Lives Less Ordinary: Jorge Consiglio's Fate | The Quietus

Lives Less Ordinary: Jorge Consiglio’s Fate

Jorge Consiglio's Fate, newly translated by Carolina Orloff and Fionn Petch and published by Charco Press, places ordinary lives in extraordinary circumstances in fresh, candid prose, finds Hannah Clark

Fate follows a grand tradition within literature: tales of ordinary lives rendered extraordinary by a series of surreal events and the enchanting universal chaos of chance encounters. As author Jorge Consiglio writes in his opening letter to the reader (a beautifully expressed consideration of his work which is deeply enjoyable in its own right), “The characters … catch glimpses of beauty and love, and these inklings justify them somehow, spurring them to act.”

Set in Consiglio’s hometown of Buenos Aires, there are two key story strands within Fate (originally published as Tres Mondeas in 2018). The gradual break-down of a marriage between Karl, a German oboist, and Marina, a fiery biologist; and a blossoming, gritty romance between Amer, a taxidermist on the brink of critical acclaim within his field, and Clara, his mysterious love-interest, twenty-years younger than Amer and at a crossroads in her own life having recently decided to quit her job and re-train as a PE teacher.

Throughout this novel the word ‘fate’ will reverberate in the mind of the reader as events unfold. Alongside the four characters mentioned above are two other primary characters: Simón and Zárate. Zárate is the married man Marina has an affair with. “It was a fleeting touch, a slightly less than casual spark … Above their heads, clinging to a wall marked by moisture stains a bougainvillea fanned out its branches and somehow concealed the night.” Simón is Karl and Marina’s six-year-old son. The presence of Simón intensifies the failing relationship between Karl and Marina, his own young life caught and bound so fully with their own that it is at times painful to observe the choices his parents make and as a reader you are left wondering what effect his parents’ quest for happiness will have on Simon’s own life.

With the exception of Simon, all these characters are driven by either passion, desperation, or a heady mixture of the two, the story follows them over several weeks and months as they strive to grab as much of life as they possibly can; making and breaking commitments to themselves and each other as they are relentlessly battered by the improbable, unstoppable motion of an ordinary life.
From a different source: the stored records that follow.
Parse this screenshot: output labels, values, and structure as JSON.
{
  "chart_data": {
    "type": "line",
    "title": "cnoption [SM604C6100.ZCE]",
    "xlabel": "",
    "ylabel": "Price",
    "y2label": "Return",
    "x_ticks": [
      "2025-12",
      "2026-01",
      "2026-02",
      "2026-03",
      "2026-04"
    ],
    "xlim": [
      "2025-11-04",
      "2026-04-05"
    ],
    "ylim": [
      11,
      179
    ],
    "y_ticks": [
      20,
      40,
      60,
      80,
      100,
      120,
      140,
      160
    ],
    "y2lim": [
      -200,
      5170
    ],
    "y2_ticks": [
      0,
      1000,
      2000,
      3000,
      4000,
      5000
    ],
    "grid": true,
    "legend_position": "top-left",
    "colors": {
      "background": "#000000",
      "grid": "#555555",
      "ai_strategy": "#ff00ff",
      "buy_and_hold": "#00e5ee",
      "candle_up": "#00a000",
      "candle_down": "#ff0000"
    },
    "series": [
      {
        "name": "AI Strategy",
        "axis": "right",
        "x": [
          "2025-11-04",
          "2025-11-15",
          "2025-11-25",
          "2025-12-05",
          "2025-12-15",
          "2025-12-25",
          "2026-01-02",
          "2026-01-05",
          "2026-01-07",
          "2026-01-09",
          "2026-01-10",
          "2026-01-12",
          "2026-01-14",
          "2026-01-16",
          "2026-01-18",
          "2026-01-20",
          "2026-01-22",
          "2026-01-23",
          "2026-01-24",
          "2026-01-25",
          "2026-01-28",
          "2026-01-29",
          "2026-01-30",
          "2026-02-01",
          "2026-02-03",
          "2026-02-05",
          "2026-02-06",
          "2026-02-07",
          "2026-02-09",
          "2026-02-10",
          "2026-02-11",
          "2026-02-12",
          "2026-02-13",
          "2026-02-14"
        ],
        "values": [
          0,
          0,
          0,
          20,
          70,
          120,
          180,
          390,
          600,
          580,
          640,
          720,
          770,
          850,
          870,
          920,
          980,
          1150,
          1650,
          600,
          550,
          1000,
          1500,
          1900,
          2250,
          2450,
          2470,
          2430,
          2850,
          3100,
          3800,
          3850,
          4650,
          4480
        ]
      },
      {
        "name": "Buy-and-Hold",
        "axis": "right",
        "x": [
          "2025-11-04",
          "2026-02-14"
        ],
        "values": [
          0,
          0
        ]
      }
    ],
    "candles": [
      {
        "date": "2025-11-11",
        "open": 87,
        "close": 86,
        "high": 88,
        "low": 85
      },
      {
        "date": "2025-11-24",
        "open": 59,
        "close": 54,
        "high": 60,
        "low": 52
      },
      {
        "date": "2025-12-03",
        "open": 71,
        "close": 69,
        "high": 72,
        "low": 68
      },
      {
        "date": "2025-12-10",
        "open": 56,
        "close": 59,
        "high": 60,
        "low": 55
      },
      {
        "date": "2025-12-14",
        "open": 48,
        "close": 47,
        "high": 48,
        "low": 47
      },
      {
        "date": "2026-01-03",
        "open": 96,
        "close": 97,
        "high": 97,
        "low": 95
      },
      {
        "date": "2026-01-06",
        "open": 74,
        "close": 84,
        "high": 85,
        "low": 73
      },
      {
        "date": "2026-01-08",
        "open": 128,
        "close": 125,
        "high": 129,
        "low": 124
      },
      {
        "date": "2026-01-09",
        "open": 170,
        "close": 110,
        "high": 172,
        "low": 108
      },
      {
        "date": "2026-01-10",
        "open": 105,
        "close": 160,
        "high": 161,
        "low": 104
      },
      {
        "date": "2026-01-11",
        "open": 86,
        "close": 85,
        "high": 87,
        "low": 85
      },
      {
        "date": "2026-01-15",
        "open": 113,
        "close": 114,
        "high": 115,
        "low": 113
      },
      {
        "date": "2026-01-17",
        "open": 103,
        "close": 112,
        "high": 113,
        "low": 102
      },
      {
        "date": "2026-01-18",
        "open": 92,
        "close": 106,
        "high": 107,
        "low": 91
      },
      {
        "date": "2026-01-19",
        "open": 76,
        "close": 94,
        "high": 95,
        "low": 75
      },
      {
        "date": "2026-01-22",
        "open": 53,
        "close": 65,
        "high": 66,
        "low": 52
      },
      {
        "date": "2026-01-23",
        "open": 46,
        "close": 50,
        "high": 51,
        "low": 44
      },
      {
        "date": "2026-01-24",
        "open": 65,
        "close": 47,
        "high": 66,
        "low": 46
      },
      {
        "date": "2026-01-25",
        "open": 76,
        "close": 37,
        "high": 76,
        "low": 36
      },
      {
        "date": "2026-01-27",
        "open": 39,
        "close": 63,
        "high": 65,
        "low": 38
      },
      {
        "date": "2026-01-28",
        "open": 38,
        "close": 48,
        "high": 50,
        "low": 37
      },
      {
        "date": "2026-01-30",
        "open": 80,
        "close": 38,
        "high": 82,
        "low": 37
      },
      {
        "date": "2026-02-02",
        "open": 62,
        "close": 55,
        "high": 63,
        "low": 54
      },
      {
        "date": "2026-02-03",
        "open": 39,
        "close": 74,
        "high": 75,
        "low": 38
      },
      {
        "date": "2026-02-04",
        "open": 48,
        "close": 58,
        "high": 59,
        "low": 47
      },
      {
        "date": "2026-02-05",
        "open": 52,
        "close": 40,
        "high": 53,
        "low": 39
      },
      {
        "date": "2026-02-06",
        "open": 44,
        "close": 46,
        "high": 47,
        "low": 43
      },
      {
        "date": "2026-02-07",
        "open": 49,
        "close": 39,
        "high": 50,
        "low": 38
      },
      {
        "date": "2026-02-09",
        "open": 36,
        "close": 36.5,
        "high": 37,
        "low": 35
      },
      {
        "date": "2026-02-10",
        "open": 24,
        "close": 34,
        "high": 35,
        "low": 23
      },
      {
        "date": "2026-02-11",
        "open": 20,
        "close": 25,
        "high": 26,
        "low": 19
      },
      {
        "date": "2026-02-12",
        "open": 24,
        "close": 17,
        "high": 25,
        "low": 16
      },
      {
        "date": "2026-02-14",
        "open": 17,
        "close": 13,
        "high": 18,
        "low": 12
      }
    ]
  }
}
It is a story which is accessible enough for readers to empathise broadly with, whilst also being strange enough to pique and maintain interest – think Zadie Smith’s searing London epic N W or Sarah Moss’ breath-taking Ghost Wall. We see Marina battling with a nest of ants whilst also wrestling with her belief in herself and the life she has made, which rushes ahead of her as surely and mercilessly as the ants she tries to crush. Karl, who plays in an orchestra, is used to being around people who both bolster and depend on him to enable the whole to function with ease, and yet he finds himself becoming increasingly isolated and at a loss for how to act. Clara is the only character we learn of purely through the eyes on another, the infatuated Amer. Amer, who is used to working with dead animals to restore a resemblance of life to them, falls in love with his own projected idea of Clara, who is skittish of his motives. Throughout the novel the two strive to reconcile their expectations for romance with the reality they are living together, a situation which swings from being desperately frustrating to being heart-warmingly sweet.

In his opening letter, Consiglio notes that, “The English translation is impeccable and captures every nuance of the original”. This is a deeply comforting thing to hear from the author, however, even without this, and although I only have the linguistic abilities to access the English version, I would feel confident in asserting that the translators, Carolina Orloff and Fionn Petch, have sublimely captured the raw essence of poetry in Consiglio’s layered and deceptively straightforward writing style. Their styling allows the delicacy of moments such as: “The light streaming in from the street got tangled in Karl’s hair before it spilled onto the table” to flit across the page, weaving themselves seamlessly into the larger, more commonplace narrative arcs.

A slim, powerful novel packed full of sensuality and written in fresh, candid prose, Fate carries an air of restlessness which identifies with, and gives voice to, the complexities and mysteries we each encounter in life. Fate is not a gentle read, it is challenging and insightful, hopeful and heart-breaking. It is a novel which will stay with you for some time after you turn your gaze away from its philosophical final line and resume your own ordinarily extraordinary life.